Over the Thanksgiving weekend I was with my family in New York City, thinking about the sermon for the following week, and the familiar figure of John the Baptist.
You can still find plenty of people in and around Zuccotti Park, off Wall Street. The signs are back up, and young people, some of them a little unkempt, are hanging out, at least in the daytime.
And I thought, channeling the voice of my father – “They dress funny. They eat funny. “ Not camel’s hair-and –locusts-funny, but still. There are pots of communal soup, shared granola bars. I could hear my father’s voice, because I’ve been hearing it since about 1968, and I grew up just over the hill from Berkeley. “Why don’t they get a job, what are they doing hanging out and camping in the park. . . God, it smells. . . and what is their plan anyway?”

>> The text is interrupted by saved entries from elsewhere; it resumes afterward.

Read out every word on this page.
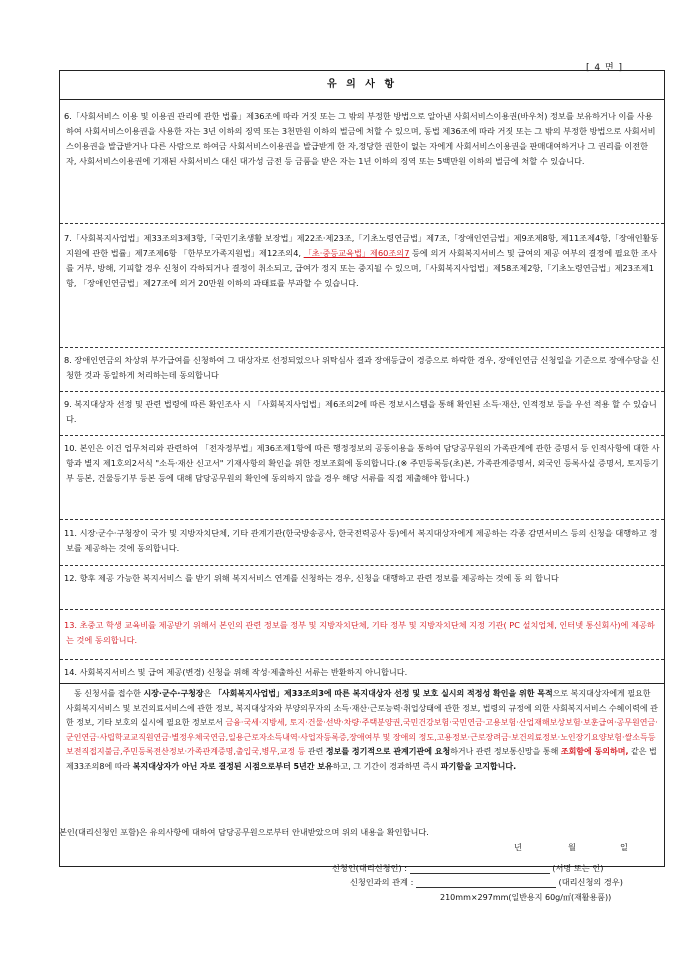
[ 4 면 ]
유 의 사 항
6.「사회서비스 이용 및 이용권 관리에 관한 법률」제36조에 따라 거짓 또는 그 밖의 부정한 방법으로 알아낸 사회서비스이용권(바우처) 정보를 보유하거나 이를 사용하여 사회서비스이용권을 사용한 자는 3년 이하의 징역 또는 3천만원 이하의 벌금에 처할 수 있으며, 동법 제36조에 따라 거짓 또는 그 밖의 부정한 방법으로 사회서비스이용권을 발급받거나 다른 사람으로 하여금 사회서비스이용권을 발급받게 한 자,정당한 권한이 없는 자에게 사회서비스이용권을 판매대여하거나 그 권리를 이전한 자, 사회서비스이용권에 기재된 사회서비스 대신 대가성 금전 등 금품을 받은 자는 1년 이하의 징역 또는 5백만원 이하의 벌금에 처할 수 있습니다.
7.「사회복지사업법」제33조의3제3항,「국민기초생활 보장법」제22조·제23조,「기초노령연금법」제7조,「장애인연금법」제9조제8항, 제11조제4항,「장애인활동 지원에 관한 법률」제7조제6항 「한부모가족지원법」제12조의4, 「초·중등교육법」제60조의7 등에 의거 사회복지서비스 및 급여의 제공 여부의 결정에 필요한 조사를 거부, 방해, 기피할 경우 신청이 각하되거나 결정이 취소되고, 급여가 정지 또는 중지될 수 있으며,「사회복지사업법」제58조제2항,「기초노령연금법」제23조제1항, 「장애인연금법」제27조에 의거 20만원 이하의 과태료를 부과할 수 있습니다.
8. 장애인연금의 차상위 부가급여를 신청하여 그 대상자로 선정되었으나 위탁심사 결과 장애등급이 경증으로 하락한 경우, 장애인연금 신청일을 기준으로 장애수당을 신청한 것과 동일하게 처리하는데 동의합니다
9. 복지대상자 선정 및 관련 법령에 따른 확인조사 시 「사회복지사업법」제6조의2에 따른 정보시스템을 통해 확인된 소득·재산, 인적정보 등을 우선 적용 할 수 있습니다.
10. 본인은 이건 업무처리와 관련하여 「전자정부법」제36조제1항에 따른 행정정보의 공동이용을 통하여 담당공무원의 가족관계에 관한 증명서 등 인적사항에 대한 사항과 별지 제1호의2서식 "소득·재산 신고서" 기재사항의 확인을 위한 정보조회에 동의합니다.(※ 주민등록등(초)본, 가족관계증명서, 외국인 등록사실 증명서, 토지등기부 등본, 건물등기부 등본 등에 대해 담당공무원의 확인에 동의하지 않을 경우 해당 서류를 직접 제출해야 합니다.)
11. 시장·군수·구청장이 국가 및 지방자치단체, 기타 관계기관(한국방송공사, 한국전력공사 등)에서 복지대상자에게 제공하는 각종 감면서비스 등의 신청을 대행하고 정보를 제공하는 것에 동의합니다.
12. 향후 제공 가능한 복지서비스 를 받기 위해 복지서비스 연계를 신청하는 경우, 신청을 대행하고 관련 정보를 제공하는 것에 동 의 합니다
13. 초중고 학생 교육비를 제공받기 위해서 본인의 관련 정보를 정부 및 지방자치단체, 기타 정부 및 지방자치단체 지정 기관( PC 설치업체, 인터넷 통신회사)에 제공하는 것에 동의합니다.
14. 사회복지서비스 및 급여 제공(변경) 신청을 위해 작성·제출하신 서류는 반환하지 아니합니다.
동 신청서를 접수한 시장·군수·구청장은 「사회복지사업법」제33조의3에 따른 복지대상자 선정 및 보호 실시의 적정성 확인을 위한 목적으로 복지대상자에게 필요한 사회복지서비스 및 보건의료서비스에 관한 정보, 복지대상자와 부양의무자의 소득·재산·근로능력·취업상태에 관한 정보, 법령의 규정에 의한 사회복지서비스 수혜이력에 관한 정보, 기타 보호의 실시에 필요한 정보로서 금융·국세·지방세, 토지·건물·선박·차량·주택분양권,국민건강보험·국민연금·고용보험·산업재해보상보험·보훈급여·공무원연금·군인연금·사립학교교직원연금·별정우체국연금,일용근로자소득내역·사업자등록증,장애여부 및 장애의 정도,고용정보·근로장려금·보건의료정보·노인장기요양보험·쌀소득등보전직접지불금,주민등록전산정보·가족관계증명,출입국,병무,교정 등 관련 정보를 정기적으로 관계기관에 요청하거나 관련 정보통신망을 통해 조회함에 동의하며, 같은 법 제33조의8에 따라 복지대상자가 아닌 자로 결정된 시점으로부터 5년간 보유하고, 그 기간이 경과하면 즉시 파기함을 고지합니다.
본인(대리신청인 포함)은 유의사항에 대하여 담당공무원으로부터 안내받았으며 위의 내용을 확인합니다.
년	월	일
신청인(대리신청인) :	(서명 또는 인)
신청인과의 관계 :	(대리신청의 경우)
210mm×297mm(일반용지 60g/㎡(재활용품))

But come to think of it, John the Baptist didn’t have a plan for restructuring the political and economic systems of first century Palestine . He didn’t have a plan for fixing the institutional religious bodies of his day either --he just knew something was wrong. This was fairly typical for the prophets of the Old Testament. They complained a lot, about corruption and injustice. But they really never had a plan. John was louder in Matthew and Luke but it’s clear even here, his job was to open up a space, based only on the insight that all was not as it should be and that a new age needed to dawn. You could tell me that John wasn’t talking about social and political change when he was asking people to repent of their individual sins but you know – Mark is clear, John got himself killed because his little project there in the desert was sufficiently threatening to the king. Getting people to repent and tell the truth was going to rattle all the social arrangements. It always does.
Because something is wrong, I too am ready to join the Occupy movement though I don’t have a roughed-up flannel shirt, and I am a little picky about what I eat. That children are sliding into poverty here and around the world in such astonishing numbers, that 1 in 6 Americans live below the poverty line. That there are lousy schools and falling-down bridges, and you know all the rest. You don’t want me to suggest an economic plan. . . I haven’t balanced my checkbook since 1987 – but I still think it right to once again gather the people and say, “I’m not okay, – things here are not okay,” --and make space for another word.
Sometimes it’s all you can do. It’s all you can do even in your own life. You don’t have an answer, you don’t have a solution, all you can do is name what is wrong, and open up a space for thefor the next word to be heard. Dissatisfaction. . . it is a beautiful thing, a necessary thing. And sometimes, it’s all we’ve got.